The team's GWAS, based on array-based genotyping profiles for 15,212 individuals with epilepsy and 29,677 without, led to five loci implicated in epilepsy in the past, along with 11 loci not previously associated with the seizure condition. When the group focused on the 21 suspected epilepsy genes flagged by these risk variants, it saw an over-representation of genes involved in sodium ion channel, transcription factor, synaptic transmission, and other pathways.
"In addition to the biological insights provided by the findings, this study will encourage researchers to develop personalized and precision therapies for patients with difficult and complex epilepsy," co-author Norman Delanty, a consultant neurologist and researcher affiliated with RCSI, FutureNeuro, and Dublin's Beaumont Hospital, said in a statement. "This will provide better seizure control and will enable improved quality of life for patients and families."
The researchers explored the associations in more detail using a transcriptome-wide association study, expression quantitative trait locus information, Hi-C chromatin interaction, and other data. For example, they saw signs that a significant proportion of epilepsy risk variants overlap with histone marks influencing brain gene expression. Also, their results offered clues to the distinct shared and subtype-specific genetic factors contributing to the epilepsy subtypes considered in the study, which was published online yesterday in Nature Communications.
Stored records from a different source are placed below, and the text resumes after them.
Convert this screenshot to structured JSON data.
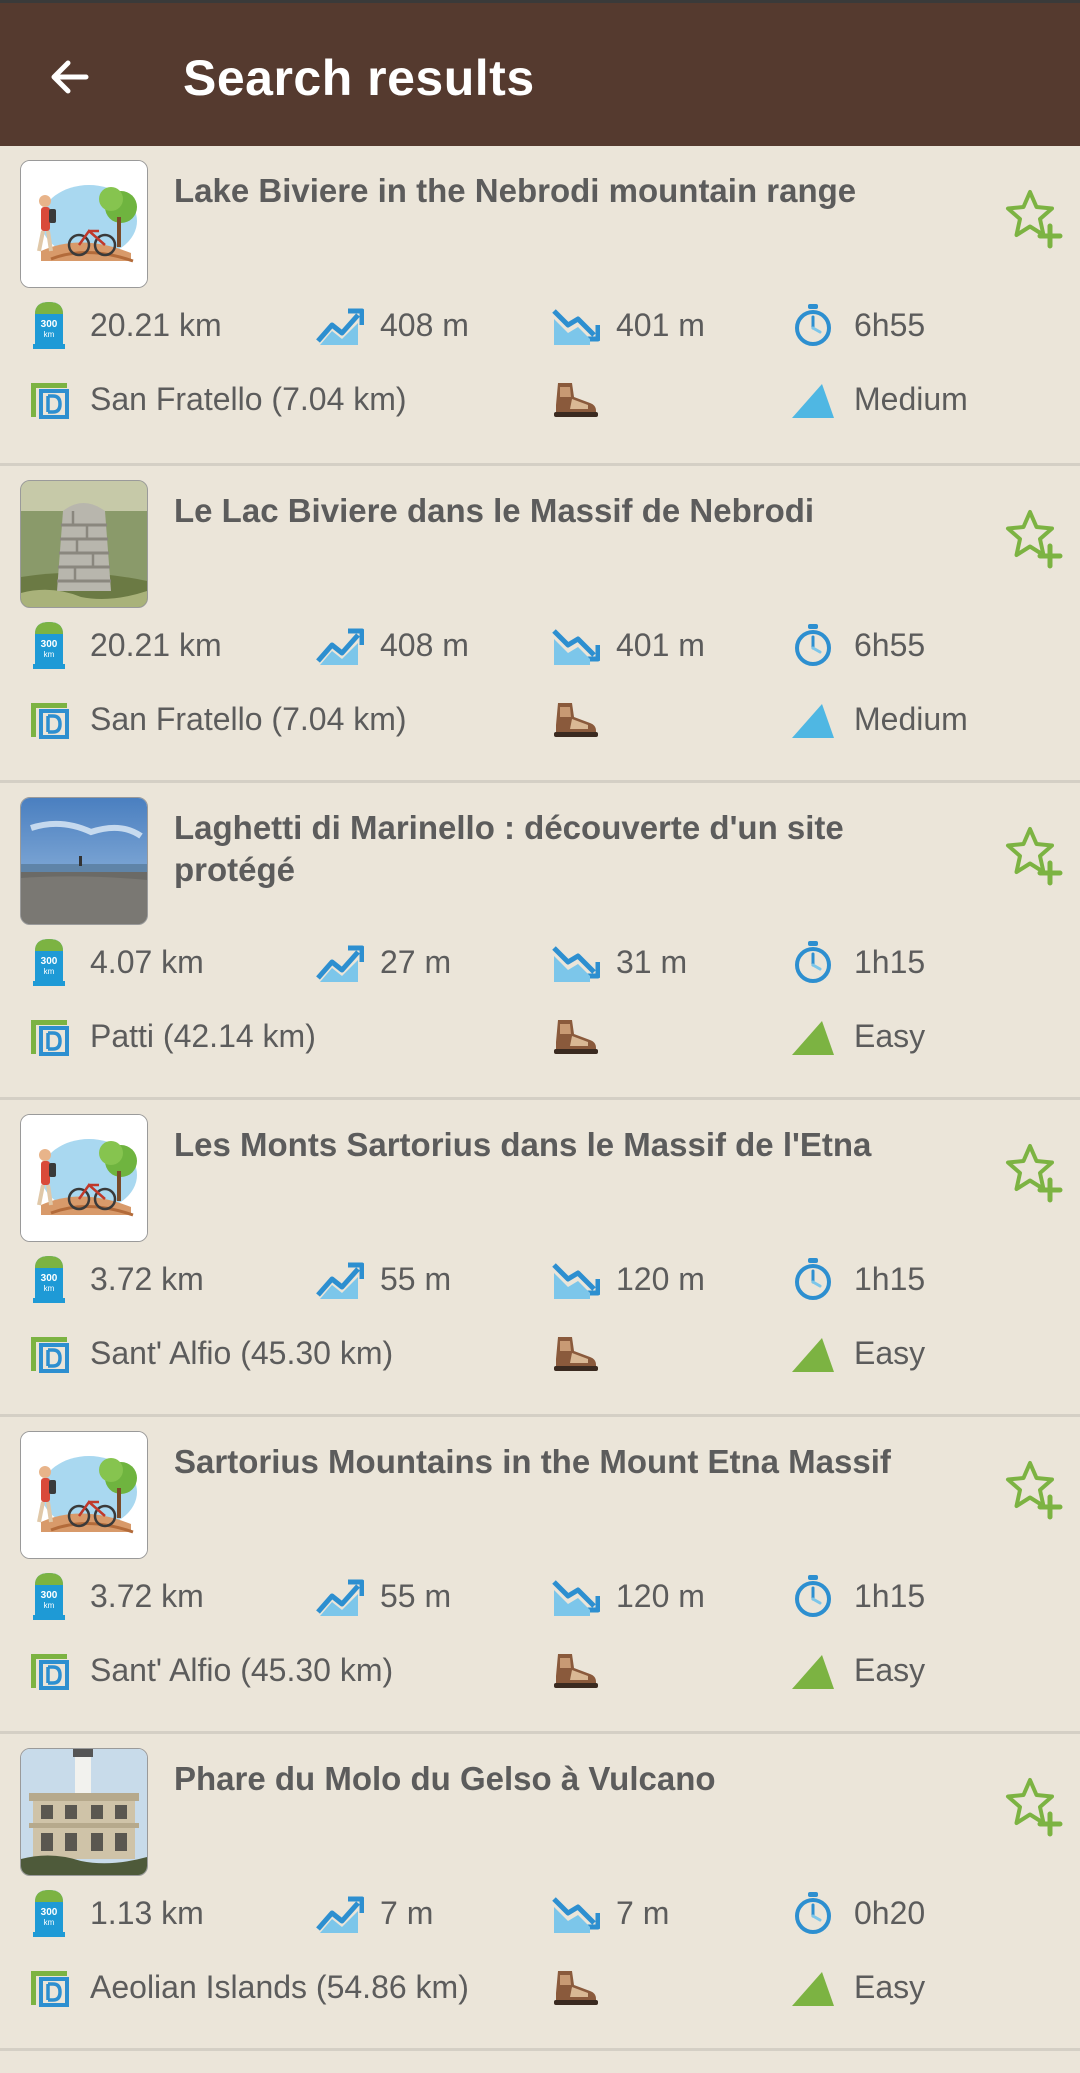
{
  "header": {
    "title": "Search results"
  },
  "colors": {
    "appbar": "#553a2f",
    "background": "#ebe5d9",
    "accent_green": "#7cb342",
    "accent_blue": "#4aa8d8"
  },
  "results": [
    {
      "title": "Lake Biviere in the Nebrodi mountain range",
      "thumbnail": "illustration-hiker-bike",
      "distance": "20.21 km",
      "ascent": "408 m",
      "descent": "401 m",
      "duration": "6h55",
      "start": "San Fratello (7.04 km)",
      "difficulty": "Medium",
      "difficulty_color": "#4fb7e3"
    },
    {
      "title": "Le Lac Biviere dans le Massif de Nebrodi",
      "thumbnail": "photo-stone-cairn",
      "distance": "20.21 km",
      "ascent": "408 m",
      "descent": "401 m",
      "duration": "6h55",
      "start": "San Fratello (7.04 km)",
      "difficulty": "Medium",
      "difficulty_color": "#4fb7e3"
    },
    {
      "title": "Laghetti di Marinello : découverte d'un site protégé",
      "thumbnail": "photo-coast-sky",
      "distance": "4.07 km",
      "ascent": "27 m",
      "descent": "31 m",
      "duration": "1h15",
      "start": "Patti (42.14 km)",
      "difficulty": "Easy",
      "difficulty_color": "#7cb342"
    },
    {
      "title": "Les Monts Sartorius dans le Massif de l'Etna",
      "thumbnail": "illustration-hiker-bike",
      "distance": "3.72 km",
      "ascent": "55 m",
      "descent": "120 m",
      "duration": "1h15",
      "start": "Sant' Alfio (45.30 km)",
      "difficulty": "Easy",
      "difficulty_color": "#7cb342"
    },
    {
      "title": "Sartorius Mountains in the Mount Etna Massif",
      "thumbnail": "illustration-hiker-bike",
      "distance": "3.72 km",
      "ascent": "55 m",
      "descent": "120 m",
      "duration": "1h15",
      "start": "Sant' Alfio (45.30 km)",
      "difficulty": "Easy",
      "difficulty_color": "#7cb342"
    },
    {
      "title": "Phare du Molo du Gelso à Vulcano",
      "thumbnail": "photo-lighthouse-building",
      "distance": "1.13 km",
      "ascent": "7 m",
      "descent": "7 m",
      "duration": "0h20",
      "start": "Aeolian Islands (54.86 km)",
      "difficulty": "Easy",
      "difficulty_color": "#7cb342"
    }
  ],
  "icons": {
    "back": "arrow-left-icon",
    "favorite": "star-plus-icon",
    "distance": "distance-marker-icon",
    "ascent": "ascent-icon",
    "descent": "descent-icon",
    "duration": "stopwatch-icon",
    "start": "departure-icon",
    "practice": "hiking-boot-icon",
    "difficulty": "difficulty-mountain-icon"
  },
  "distance_icon_text": {
    "top": "300",
    "bottom": "km"
  }
}
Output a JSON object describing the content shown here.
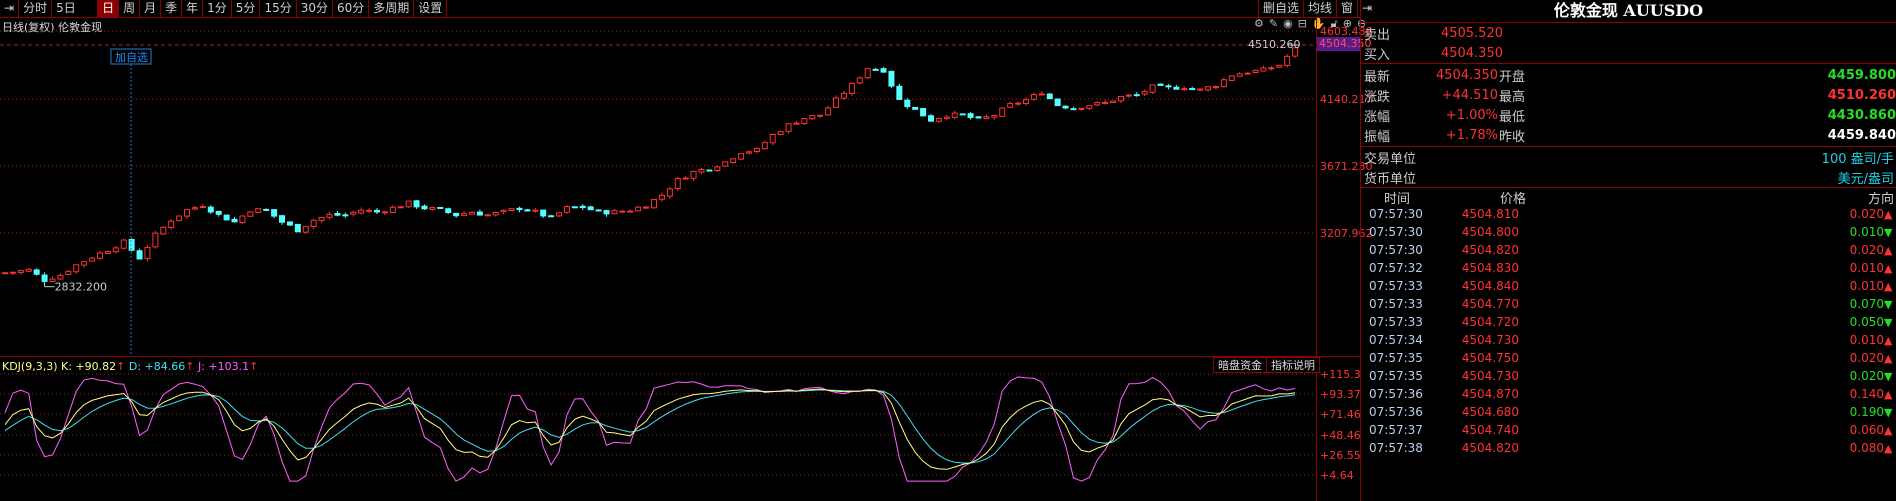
{
  "toolbar": {
    "items": [
      "分时",
      "5日",
      "日",
      "周",
      "月",
      "季",
      "年",
      "1分",
      "5分",
      "15分",
      "30分",
      "60分",
      "多周期",
      "设置"
    ],
    "active": "日",
    "right": [
      "删自选",
      "均线",
      "窗"
    ]
  },
  "chart": {
    "title": "日线(复权)  伦敦金现",
    "tag": "加自选",
    "high_label": "4510.260",
    "low_label": "2832.200",
    "icons": [
      "gear-icon",
      "pen-icon",
      "eye-icon",
      "toolbox-icon",
      "hand-icon",
      "lock-icon",
      "zoom-in-icon",
      "zoom-out-icon"
    ],
    "price_axis": [
      "4603.486",
      "4140.217",
      "3671.230",
      "3207.962"
    ],
    "current_price": "4504.350"
  },
  "chart_data": {
    "type": "candlestick",
    "title": "伦敦金现 日线(复权)",
    "ylim": [
      2832.2,
      4603.486
    ],
    "closes": [
      2935,
      2949,
      2879,
      2914,
      2984,
      3040,
      3089,
      3145,
      3033,
      3194,
      3299,
      3369,
      3404,
      3334,
      3285,
      3369,
      3369,
      3285,
      3229,
      3299,
      3334,
      3334,
      3369,
      3355,
      3383,
      3418,
      3383,
      3369,
      3334,
      3355,
      3334,
      3355,
      3383,
      3355,
      3313,
      3383,
      3390,
      3355,
      3355,
      3369,
      3404,
      3474,
      3579,
      3635,
      3663,
      3705,
      3775,
      3789,
      3894,
      3964,
      4013,
      4034,
      4139,
      4244,
      4363,
      4349,
      4139,
      4069,
      3999,
      4034,
      4034,
      3999,
      4034,
      4104,
      4139,
      4195,
      4104,
      4083,
      4104,
      4118,
      4160,
      4174,
      4230,
      4223,
      4230,
      4209,
      4244,
      4314,
      4335,
      4349,
      4384,
      4504
    ],
    "up_color": "#ff3232",
    "down_color": "#54ffff"
  },
  "kdj": {
    "name": "KDJ(9,3,3)",
    "k": "K: +90.82",
    "d": "D: +84.66",
    "j": "J: +103.1",
    "arrow": "↑",
    "buttons": [
      "暗盘资金",
      "指标说明"
    ],
    "axis": [
      "+115.3",
      "+93.37",
      "+71.46",
      "+48.46",
      "+26.55",
      "+4.64"
    ],
    "colors": {
      "k": "#ffff80",
      "d": "#40e0f0",
      "j": "#ff60ff"
    }
  },
  "panel": {
    "title": "伦敦金现 AUUSDO",
    "sell_label": "卖出",
    "sell": "4505.520",
    "buy_label": "买入",
    "buy": "4504.350",
    "stats": [
      [
        "最新",
        "4504.350",
        "开盘",
        "4459.800"
      ],
      [
        "涨跌",
        "+44.510",
        "最高",
        "4510.260"
      ],
      [
        "涨幅",
        "+1.00%",
        "最低",
        "4430.860"
      ],
      [
        "振幅",
        "+1.78%",
        "昨收",
        "4459.840"
      ]
    ],
    "trade_unit_label": "交易单位",
    "trade_unit": "100 盎司/手",
    "currency_label": "货币单位",
    "currency": "美元/盎司",
    "headers": [
      "时间",
      "价格",
      "方向"
    ],
    "ticks": [
      [
        "07:57:30",
        "4504.810",
        "0.020",
        "up"
      ],
      [
        "07:57:30",
        "4504.800",
        "0.010",
        "down"
      ],
      [
        "07:57:30",
        "4504.820",
        "0.020",
        "up"
      ],
      [
        "07:57:32",
        "4504.830",
        "0.010",
        "up"
      ],
      [
        "07:57:33",
        "4504.840",
        "0.010",
        "up"
      ],
      [
        "07:57:33",
        "4504.770",
        "0.070",
        "down"
      ],
      [
        "07:57:33",
        "4504.720",
        "0.050",
        "down"
      ],
      [
        "07:57:34",
        "4504.730",
        "0.010",
        "up"
      ],
      [
        "07:57:35",
        "4504.750",
        "0.020",
        "up"
      ],
      [
        "07:57:35",
        "4504.730",
        "0.020",
        "down"
      ],
      [
        "07:57:36",
        "4504.870",
        "0.140",
        "up"
      ],
      [
        "07:57:36",
        "4504.680",
        "0.190",
        "down"
      ],
      [
        "07:57:37",
        "4504.740",
        "0.060",
        "up"
      ],
      [
        "07:57:38",
        "4504.820",
        "0.080",
        "up"
      ]
    ]
  }
}
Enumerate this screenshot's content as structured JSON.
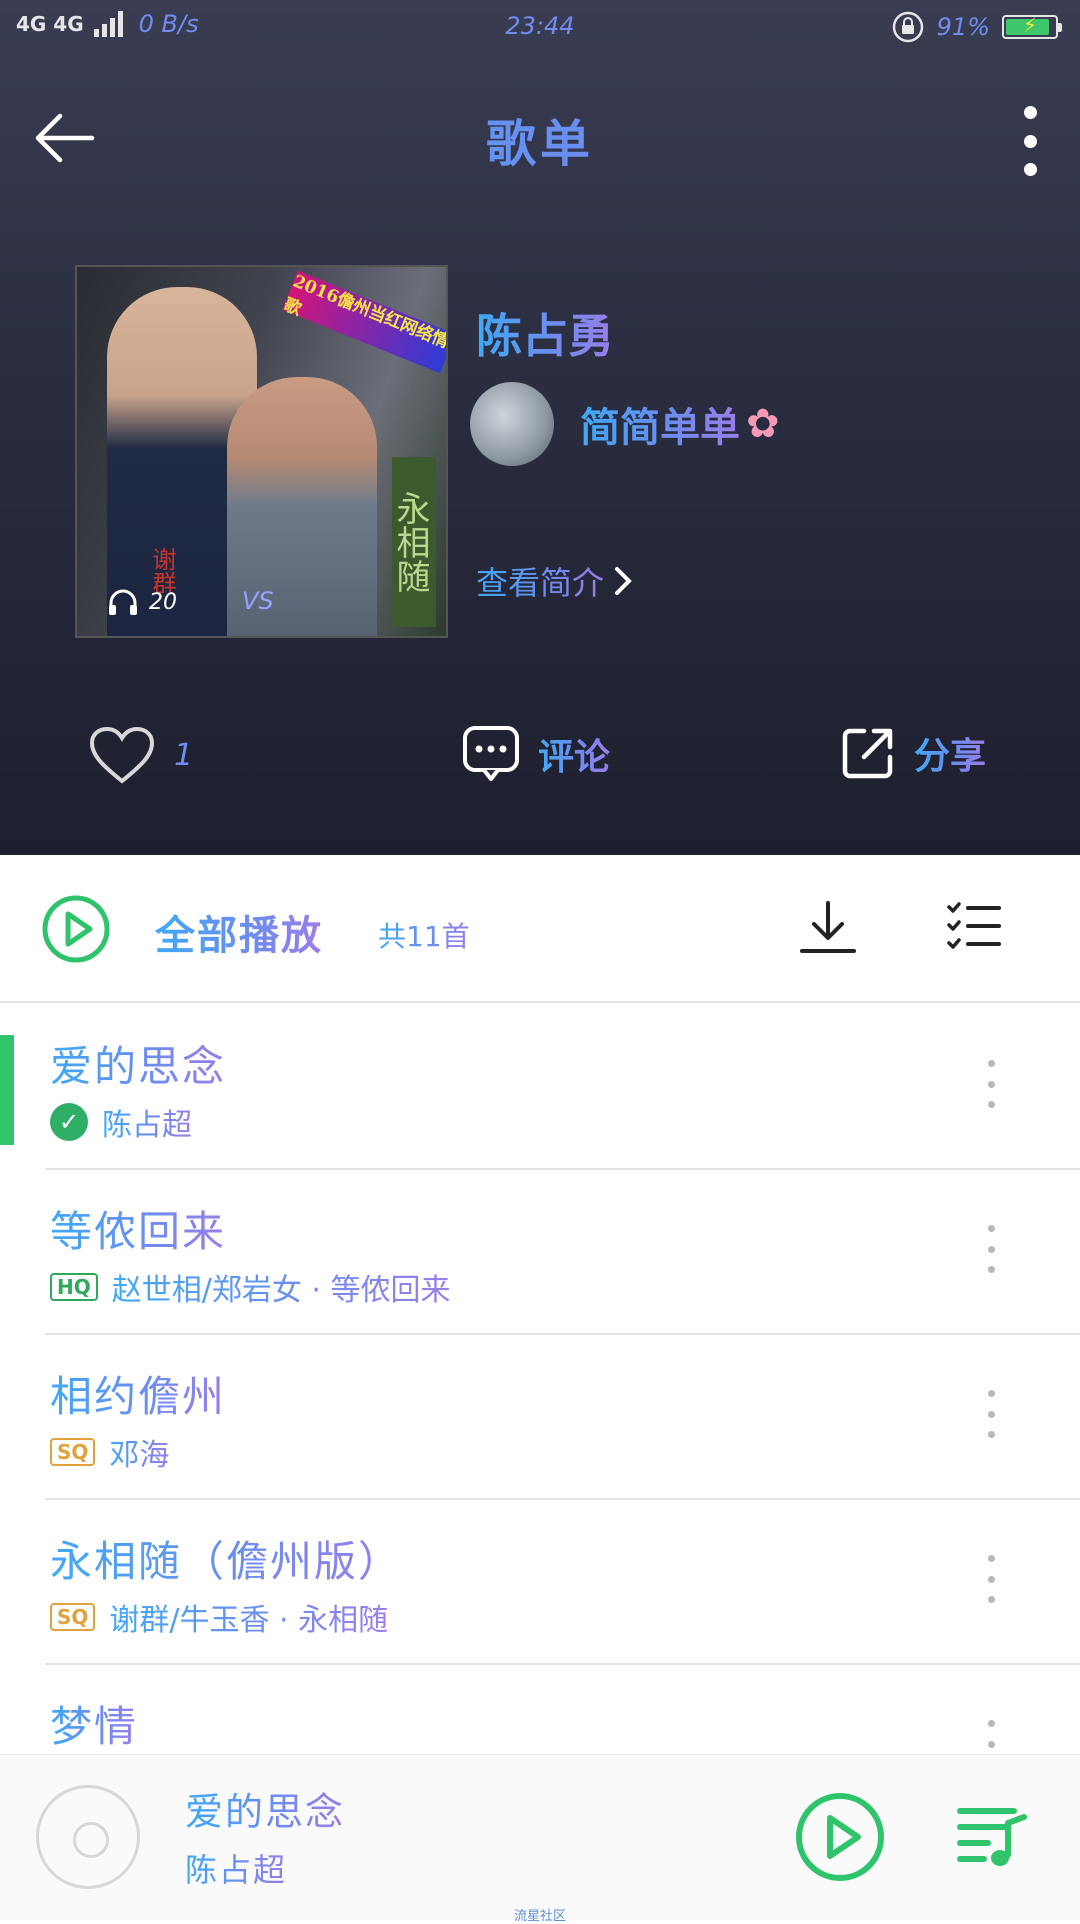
{
  "status_bar": {
    "network": "4G 4G",
    "speed": "0 B/s",
    "time": "23:44",
    "battery": "91%",
    "battery_level": 0.91
  },
  "header": {
    "title": "歌单",
    "playlist_name": "陈占勇",
    "creator": "简简单单",
    "intro_label": "查看简介",
    "cover": {
      "banner": "2016儋州当红网络情歌",
      "vertical_text": "永相随",
      "names": "谢群",
      "vs": "VS",
      "play_count": "20"
    },
    "actions": {
      "like_count": "1",
      "comment_label": "评论",
      "share_label": "分享"
    }
  },
  "playall": {
    "label": "全部播放",
    "count": "共11首"
  },
  "songs": [
    {
      "title": "爱的思念",
      "subtitle": "陈占超",
      "badge": "",
      "active": true
    },
    {
      "title": "等侬回来",
      "subtitle": "赵世相/郑岩女 · 等侬回来",
      "badge": "HQ",
      "active": false
    },
    {
      "title": "相约儋州",
      "subtitle": "邓海",
      "badge": "SQ",
      "active": false
    },
    {
      "title": "永相随（儋州版）",
      "subtitle": "谢群/牛玉香 · 永相随",
      "badge": "SQ",
      "active": false
    },
    {
      "title": "梦情",
      "subtitle": "",
      "badge": "",
      "active": false
    }
  ],
  "player": {
    "title": "爱的思念",
    "artist": "陈占超",
    "watermark": "流星社区"
  },
  "colors": {
    "accent_green": "#2fc46b",
    "text_gradient_start": "#3fa9f5",
    "text_gradient_end": "#9b7de8",
    "header_bg": "#2a2d40"
  }
}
Broadly speaking, the epilepsy cases included in the team's "mega-analysis" spanned three disease types — focal epilepsy, genetic generalized epilepsy, and unclassified epilepsy — and seven subtypes, in individuals of European, Asian, or African American ancestry. Most of the risk loci identified showed ties to the genetic generalized form of the disease, though some additional associations turned up.
With the help of publicly available drug-gene target databases, the researchers saw that 13 of the two dozen anti-epileptic drugs that are used clinically today target at least one of the candidate genes identified in the study. Even so, they noted that another 166 more drugs showed potential ties to the GWAS genes, perhaps offering an avenue for future treatment strategies.
"The next steps would be expanding these results in an even larger sample, which is underway, and then drilling down on specific groups of patients and the genes that influence their type of epilepsy to trial new therapies," co-corresponding author Samuel Berkovic, a clinical neurologist and director of the University of Melbourne's Epilepsy Research Centre, said in a statement.